The investment, which will make SK Group Plug Power’s largest investor, is another sign that Korean companies are starting to shift away from fossil fuels and accelerate the green energy transition following Moon’s pledge. 

As part of its Green New Deal, South Korea aims to have 1.13 million electric and 200,000 hydrogen vehicles on the roads by 2025. 

Coal, however, remains a big problem for South Korea. In its 2050 strategy, the country says it plans to phase out all coal plants or convert them to run on liquefied natural gas. 

But it has not set a date for ending coal power and currently has 7.2 GW of coal capacity under construction, according to Global Energy Monitor data. According to Climate Analytics, South Korea must phase out coal power by 2029 if it is to meet its obligations under the Paris Agreement. 
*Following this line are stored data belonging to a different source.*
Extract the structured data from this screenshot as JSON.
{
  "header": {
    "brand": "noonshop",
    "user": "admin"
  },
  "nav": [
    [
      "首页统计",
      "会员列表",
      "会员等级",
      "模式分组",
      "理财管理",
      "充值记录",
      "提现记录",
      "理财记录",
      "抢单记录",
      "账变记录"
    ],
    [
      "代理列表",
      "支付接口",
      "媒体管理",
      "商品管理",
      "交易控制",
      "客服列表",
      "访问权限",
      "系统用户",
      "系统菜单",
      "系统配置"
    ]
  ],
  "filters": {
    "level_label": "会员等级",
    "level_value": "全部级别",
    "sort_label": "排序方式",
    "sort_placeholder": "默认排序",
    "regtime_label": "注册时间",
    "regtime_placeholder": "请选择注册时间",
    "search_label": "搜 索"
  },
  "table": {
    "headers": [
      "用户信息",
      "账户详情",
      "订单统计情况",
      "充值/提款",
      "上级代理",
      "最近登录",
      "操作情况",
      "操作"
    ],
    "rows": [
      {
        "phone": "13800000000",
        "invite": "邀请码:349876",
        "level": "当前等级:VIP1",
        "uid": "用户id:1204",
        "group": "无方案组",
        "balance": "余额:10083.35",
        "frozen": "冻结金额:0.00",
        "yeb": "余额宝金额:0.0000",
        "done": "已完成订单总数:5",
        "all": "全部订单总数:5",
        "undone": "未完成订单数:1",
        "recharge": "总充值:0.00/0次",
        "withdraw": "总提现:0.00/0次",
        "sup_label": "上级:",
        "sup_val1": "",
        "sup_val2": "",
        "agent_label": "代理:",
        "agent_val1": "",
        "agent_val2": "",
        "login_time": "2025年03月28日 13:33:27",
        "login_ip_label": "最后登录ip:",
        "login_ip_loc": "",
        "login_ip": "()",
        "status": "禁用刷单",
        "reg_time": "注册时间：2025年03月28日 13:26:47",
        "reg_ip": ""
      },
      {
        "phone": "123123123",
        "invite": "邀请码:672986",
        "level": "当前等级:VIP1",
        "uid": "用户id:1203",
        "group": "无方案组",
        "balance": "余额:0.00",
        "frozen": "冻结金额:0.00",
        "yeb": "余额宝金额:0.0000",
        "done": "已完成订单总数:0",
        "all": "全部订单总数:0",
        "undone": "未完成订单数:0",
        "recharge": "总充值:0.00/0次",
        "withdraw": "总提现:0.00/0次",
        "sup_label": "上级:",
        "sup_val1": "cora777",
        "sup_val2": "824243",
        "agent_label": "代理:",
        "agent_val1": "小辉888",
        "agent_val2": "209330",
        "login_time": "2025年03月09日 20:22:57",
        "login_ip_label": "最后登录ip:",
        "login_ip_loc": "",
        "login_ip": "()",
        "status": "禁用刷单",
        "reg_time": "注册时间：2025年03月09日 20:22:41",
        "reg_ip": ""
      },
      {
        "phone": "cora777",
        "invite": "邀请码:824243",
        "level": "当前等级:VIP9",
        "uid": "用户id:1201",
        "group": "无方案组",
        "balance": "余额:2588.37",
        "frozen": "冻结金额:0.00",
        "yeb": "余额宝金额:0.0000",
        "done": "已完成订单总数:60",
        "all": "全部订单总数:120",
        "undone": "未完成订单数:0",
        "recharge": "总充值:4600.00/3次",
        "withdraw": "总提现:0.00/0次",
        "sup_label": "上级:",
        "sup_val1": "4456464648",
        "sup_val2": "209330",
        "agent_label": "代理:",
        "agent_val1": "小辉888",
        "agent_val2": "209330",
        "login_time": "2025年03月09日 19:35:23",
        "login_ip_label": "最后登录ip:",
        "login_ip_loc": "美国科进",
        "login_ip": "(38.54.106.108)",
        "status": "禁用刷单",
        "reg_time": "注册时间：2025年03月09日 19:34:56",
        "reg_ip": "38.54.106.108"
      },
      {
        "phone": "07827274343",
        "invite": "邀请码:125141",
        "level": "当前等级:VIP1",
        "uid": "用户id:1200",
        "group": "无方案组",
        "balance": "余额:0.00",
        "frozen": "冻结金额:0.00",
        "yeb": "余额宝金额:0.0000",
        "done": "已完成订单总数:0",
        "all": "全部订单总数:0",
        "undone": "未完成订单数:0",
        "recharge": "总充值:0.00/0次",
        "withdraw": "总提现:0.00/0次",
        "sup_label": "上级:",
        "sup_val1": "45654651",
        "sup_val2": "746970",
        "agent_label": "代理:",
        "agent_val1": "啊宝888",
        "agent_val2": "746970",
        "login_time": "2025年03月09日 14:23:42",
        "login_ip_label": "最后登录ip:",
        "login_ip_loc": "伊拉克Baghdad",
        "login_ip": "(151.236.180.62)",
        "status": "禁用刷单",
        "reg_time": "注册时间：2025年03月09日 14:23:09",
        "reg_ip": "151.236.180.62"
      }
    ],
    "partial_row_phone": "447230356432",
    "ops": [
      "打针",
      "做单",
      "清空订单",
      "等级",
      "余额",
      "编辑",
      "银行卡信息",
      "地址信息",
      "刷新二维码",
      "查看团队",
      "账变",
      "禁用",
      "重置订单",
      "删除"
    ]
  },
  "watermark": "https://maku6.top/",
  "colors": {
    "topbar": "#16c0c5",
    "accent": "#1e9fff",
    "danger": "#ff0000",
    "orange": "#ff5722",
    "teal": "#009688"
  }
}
South Korea’s focus on gas as a “clean transition fuel” conflicts with South Korea’s 2050 carbon neutrality ambition, said Kim. Gas is commonly touted as a cleaner fuel than coal, because it emits around half the carbon dioxide when burned for energy. But methane, which can leak into the atmosphere during gas extraction or transport, contributes significantly to global warming. 

Kim said that the national power plan urgently needs updating as in its current form it states that gas units can continue operating beyond 2060. “It needs to be revised to be consistent with the 2050 carbon neutrality goal.”